#282) Felicia (1965)
Directed by Bob Dickson, Alan Gorg, Trevor Greenwood
Class of 2014
In 1965, UCLA students Bob Dickson, Alan Gorg, and Trevor Greenwood were all active in the civil rights movements of the time; Gorg in particular was a member of the Congress of Racial Equality (CORE). It was through CORE that he met a teacher at Jordan High School who introduced him to Felicia Bragg, a 15-year-old student living with her mother and her siblings in Los Angeles’ Watts neighborhood. In an attempt to show white audiences that African-Americans were not the stereotypes they had been portrayed as in film and TV, the three filmmakers chose Felicia as their subject for a documentary.
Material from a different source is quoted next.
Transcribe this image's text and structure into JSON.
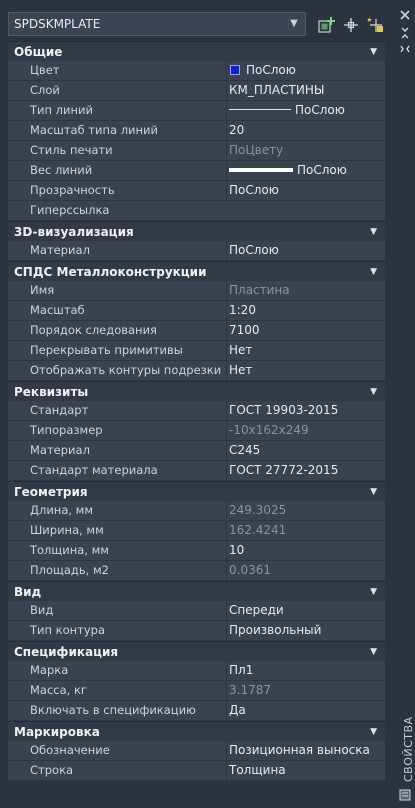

“Felicia” is a short chronicling an average day in Felicia’s life. She talks candidly about her family’s daily struggles, her experience at the predominantly African-American Jordan High, and her belief that Watts can only improve if people stay and “build it up”. Felicia herself is remarkably mature and composed for a teenager, with an optimistic outlook on her future that makes her wise beyond her years. This look at 1965 Watts had an unexpected layer added when the Watts riots occurred shortly after filming. It was the largest civil unrest in L.A. until the Rodney King verdict 25 years later, and “Felicia” is a reflective counterpoint to those events.
Over the last 50 years, “Felicia” has been shown in schools across the country not only as a time capsule of 1965 L.A., but also as a demonstration of effective documentary film making. For these reasons, “Felicia” is a welcome addition to the National Film Registry.
The NFR write-up for “Felicia” includes two essays: one by film professors Marsha Gordon and Allyson Nadia Field, and a recollection of the production by co-director Alan Gorg.
P.S.: To the best of my knowledge Felicia Bragg is still alive and living in Los Angeles. Does anyone know anything else about her? There’s very little information out there, though I suspect that if Ms. Bragg wanted to publicly talk about the film, she would have by now.